Unsupervised domain-agnostic identification of product names in social media posts
This addresses the need for scalable product name recognition across domains without retraining, benefiting customers, manufacturers, and online marketplaces.
The paper tackled the problem of identifying product names in unstructured social media text by developing a domain-agnostic, unsupervised algorithm based on Facebook posts, which uses a CRF model, part-of-speech tagging, patterns, and clustering with word embeddings to filter candidates.

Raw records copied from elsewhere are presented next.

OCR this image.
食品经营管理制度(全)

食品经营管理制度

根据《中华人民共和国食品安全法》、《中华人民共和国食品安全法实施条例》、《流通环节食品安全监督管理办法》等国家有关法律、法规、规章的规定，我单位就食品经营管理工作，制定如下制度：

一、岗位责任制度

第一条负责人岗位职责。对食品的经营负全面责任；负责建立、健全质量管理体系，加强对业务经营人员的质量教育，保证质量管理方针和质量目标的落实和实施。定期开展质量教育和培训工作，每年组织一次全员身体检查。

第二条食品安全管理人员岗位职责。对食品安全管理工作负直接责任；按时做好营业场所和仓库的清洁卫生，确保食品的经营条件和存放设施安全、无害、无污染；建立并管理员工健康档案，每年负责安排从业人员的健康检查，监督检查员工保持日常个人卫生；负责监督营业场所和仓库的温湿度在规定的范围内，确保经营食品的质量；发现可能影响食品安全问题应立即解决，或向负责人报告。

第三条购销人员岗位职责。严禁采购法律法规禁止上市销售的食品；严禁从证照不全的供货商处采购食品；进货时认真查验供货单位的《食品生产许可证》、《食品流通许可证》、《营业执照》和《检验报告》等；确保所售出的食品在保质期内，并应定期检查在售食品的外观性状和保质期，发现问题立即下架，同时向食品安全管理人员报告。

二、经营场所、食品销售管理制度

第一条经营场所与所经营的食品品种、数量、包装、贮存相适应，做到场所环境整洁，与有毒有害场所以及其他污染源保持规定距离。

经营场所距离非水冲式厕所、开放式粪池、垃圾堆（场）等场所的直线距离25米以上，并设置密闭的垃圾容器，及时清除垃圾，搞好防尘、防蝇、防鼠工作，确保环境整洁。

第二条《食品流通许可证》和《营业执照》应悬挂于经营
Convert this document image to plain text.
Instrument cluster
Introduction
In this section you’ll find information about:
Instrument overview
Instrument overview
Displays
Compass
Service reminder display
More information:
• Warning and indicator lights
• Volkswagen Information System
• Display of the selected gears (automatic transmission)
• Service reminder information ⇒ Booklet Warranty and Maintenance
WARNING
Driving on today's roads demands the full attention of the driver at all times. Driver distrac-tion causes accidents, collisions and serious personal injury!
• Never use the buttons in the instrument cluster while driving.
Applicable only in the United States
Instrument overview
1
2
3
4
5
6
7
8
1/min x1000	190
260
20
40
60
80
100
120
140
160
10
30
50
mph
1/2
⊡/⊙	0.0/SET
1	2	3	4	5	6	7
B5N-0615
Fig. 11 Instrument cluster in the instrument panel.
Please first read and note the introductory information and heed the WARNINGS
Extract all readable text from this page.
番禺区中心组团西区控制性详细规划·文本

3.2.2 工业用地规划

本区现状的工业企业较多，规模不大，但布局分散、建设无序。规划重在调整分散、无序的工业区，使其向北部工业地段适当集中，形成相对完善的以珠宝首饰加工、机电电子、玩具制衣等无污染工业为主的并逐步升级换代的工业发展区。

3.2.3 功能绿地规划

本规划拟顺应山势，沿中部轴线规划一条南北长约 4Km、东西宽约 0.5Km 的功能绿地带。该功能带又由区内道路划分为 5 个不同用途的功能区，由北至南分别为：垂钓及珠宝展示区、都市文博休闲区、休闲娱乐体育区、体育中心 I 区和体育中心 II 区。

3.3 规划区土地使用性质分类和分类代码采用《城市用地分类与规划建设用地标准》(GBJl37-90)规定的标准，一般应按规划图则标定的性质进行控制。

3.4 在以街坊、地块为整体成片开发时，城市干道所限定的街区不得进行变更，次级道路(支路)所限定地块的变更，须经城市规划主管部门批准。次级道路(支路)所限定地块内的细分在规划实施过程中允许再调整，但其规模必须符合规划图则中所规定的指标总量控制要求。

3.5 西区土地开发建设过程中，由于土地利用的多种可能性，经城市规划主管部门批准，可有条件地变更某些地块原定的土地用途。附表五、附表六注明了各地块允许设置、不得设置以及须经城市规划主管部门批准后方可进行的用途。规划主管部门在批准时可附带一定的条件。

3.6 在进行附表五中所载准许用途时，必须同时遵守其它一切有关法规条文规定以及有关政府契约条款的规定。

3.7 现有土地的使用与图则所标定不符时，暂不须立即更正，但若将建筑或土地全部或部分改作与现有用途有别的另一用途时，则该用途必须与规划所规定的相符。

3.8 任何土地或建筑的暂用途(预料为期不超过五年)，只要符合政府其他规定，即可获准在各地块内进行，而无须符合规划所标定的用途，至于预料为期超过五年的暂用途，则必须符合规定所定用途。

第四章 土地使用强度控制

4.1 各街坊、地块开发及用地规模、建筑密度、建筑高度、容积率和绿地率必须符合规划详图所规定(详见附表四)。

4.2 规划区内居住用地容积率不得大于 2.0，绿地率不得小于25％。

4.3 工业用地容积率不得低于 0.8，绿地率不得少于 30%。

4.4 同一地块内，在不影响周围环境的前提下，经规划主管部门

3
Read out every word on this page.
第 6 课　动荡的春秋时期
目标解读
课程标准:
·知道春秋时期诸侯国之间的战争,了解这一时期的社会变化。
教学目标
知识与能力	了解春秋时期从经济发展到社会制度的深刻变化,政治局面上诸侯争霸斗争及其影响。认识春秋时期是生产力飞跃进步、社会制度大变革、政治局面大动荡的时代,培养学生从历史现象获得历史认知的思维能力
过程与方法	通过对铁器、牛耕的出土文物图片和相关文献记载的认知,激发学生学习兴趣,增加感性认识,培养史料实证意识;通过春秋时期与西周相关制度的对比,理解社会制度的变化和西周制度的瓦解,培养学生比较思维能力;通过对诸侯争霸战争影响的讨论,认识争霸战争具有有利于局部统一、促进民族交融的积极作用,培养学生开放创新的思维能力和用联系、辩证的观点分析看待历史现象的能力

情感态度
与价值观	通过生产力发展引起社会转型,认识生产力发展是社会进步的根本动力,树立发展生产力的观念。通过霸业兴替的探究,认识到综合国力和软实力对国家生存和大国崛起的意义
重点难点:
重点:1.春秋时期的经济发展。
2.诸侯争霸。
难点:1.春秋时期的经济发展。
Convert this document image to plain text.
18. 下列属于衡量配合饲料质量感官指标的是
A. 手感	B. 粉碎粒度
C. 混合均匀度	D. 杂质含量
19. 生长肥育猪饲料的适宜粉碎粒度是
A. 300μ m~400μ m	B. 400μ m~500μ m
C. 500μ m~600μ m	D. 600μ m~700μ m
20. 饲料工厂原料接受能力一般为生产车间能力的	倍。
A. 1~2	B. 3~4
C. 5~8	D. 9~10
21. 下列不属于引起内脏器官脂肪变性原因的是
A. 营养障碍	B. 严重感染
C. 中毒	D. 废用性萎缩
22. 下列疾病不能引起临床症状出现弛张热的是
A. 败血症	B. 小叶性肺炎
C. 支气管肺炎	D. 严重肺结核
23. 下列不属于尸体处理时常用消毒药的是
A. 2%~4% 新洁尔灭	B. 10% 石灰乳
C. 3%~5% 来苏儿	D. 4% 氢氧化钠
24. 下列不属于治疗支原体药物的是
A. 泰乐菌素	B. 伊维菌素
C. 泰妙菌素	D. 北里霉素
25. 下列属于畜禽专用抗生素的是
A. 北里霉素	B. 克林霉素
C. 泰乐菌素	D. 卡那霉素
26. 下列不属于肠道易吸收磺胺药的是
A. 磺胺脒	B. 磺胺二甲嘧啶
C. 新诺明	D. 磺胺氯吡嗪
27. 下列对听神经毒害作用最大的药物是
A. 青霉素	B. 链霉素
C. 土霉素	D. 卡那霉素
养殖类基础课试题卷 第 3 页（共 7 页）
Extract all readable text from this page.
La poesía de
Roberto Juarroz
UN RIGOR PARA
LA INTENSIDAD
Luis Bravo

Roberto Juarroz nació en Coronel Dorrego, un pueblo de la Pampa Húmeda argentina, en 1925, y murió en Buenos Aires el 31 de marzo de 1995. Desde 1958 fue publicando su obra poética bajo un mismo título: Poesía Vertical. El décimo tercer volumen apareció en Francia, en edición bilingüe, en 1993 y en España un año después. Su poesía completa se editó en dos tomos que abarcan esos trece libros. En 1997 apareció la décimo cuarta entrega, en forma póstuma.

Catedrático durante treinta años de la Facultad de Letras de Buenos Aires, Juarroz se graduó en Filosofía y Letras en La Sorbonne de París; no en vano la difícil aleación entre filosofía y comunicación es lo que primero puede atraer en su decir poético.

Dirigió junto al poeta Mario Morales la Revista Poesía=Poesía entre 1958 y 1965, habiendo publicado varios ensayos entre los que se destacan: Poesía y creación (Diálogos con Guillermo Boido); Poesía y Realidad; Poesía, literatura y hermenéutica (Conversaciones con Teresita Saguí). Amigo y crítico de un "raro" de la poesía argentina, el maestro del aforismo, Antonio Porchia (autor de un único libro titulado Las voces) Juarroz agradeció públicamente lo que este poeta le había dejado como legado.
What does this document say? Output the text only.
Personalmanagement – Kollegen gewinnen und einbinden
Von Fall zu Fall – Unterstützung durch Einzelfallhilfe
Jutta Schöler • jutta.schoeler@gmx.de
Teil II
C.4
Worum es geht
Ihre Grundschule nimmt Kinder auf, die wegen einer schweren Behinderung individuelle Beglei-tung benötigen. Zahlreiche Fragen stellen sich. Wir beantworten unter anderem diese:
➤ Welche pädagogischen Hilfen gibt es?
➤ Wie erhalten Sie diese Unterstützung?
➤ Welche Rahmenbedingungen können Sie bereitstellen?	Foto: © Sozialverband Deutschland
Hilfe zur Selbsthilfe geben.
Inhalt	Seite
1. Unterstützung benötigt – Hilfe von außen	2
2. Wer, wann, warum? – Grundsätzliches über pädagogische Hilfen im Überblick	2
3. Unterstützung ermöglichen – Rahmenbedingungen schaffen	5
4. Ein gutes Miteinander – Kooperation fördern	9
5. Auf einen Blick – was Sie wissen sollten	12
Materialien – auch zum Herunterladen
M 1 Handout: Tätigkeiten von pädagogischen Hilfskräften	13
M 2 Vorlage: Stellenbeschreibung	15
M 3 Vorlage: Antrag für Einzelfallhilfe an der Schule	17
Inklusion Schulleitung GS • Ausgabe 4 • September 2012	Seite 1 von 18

Product name recognition is a significant practical problem, spurred by the greater availability of platforms for discussing products such as social media and product review functionalities of online marketplaces. Customers, product manufacturers and online marketplaces may want to identify product names in unstructured text to extract important insights, such as sentiment, surrounding a product. Much extant research on product name identification has been domain-specific (e.g., identifying mobile phone models) and used supervised or semi-supervised methods. With massive numbers of new products released to the market every year such methods may require retraining on updated labeled data to stay relevant, and may transfer poorly across domains. This research addresses this challenge and develops a domain-agnostic, unsupervised algorithm for identifying product names based on Facebook posts. The algorithm consists of two general steps: (a) candidate product name identification using an off-the-shelf pretrained conditional random fields (CRF) model, part-of-speech tagging and a set of simple patterns; and (b) filtering of candidate names to remove spurious entries using clustering and word embeddings generated from the data.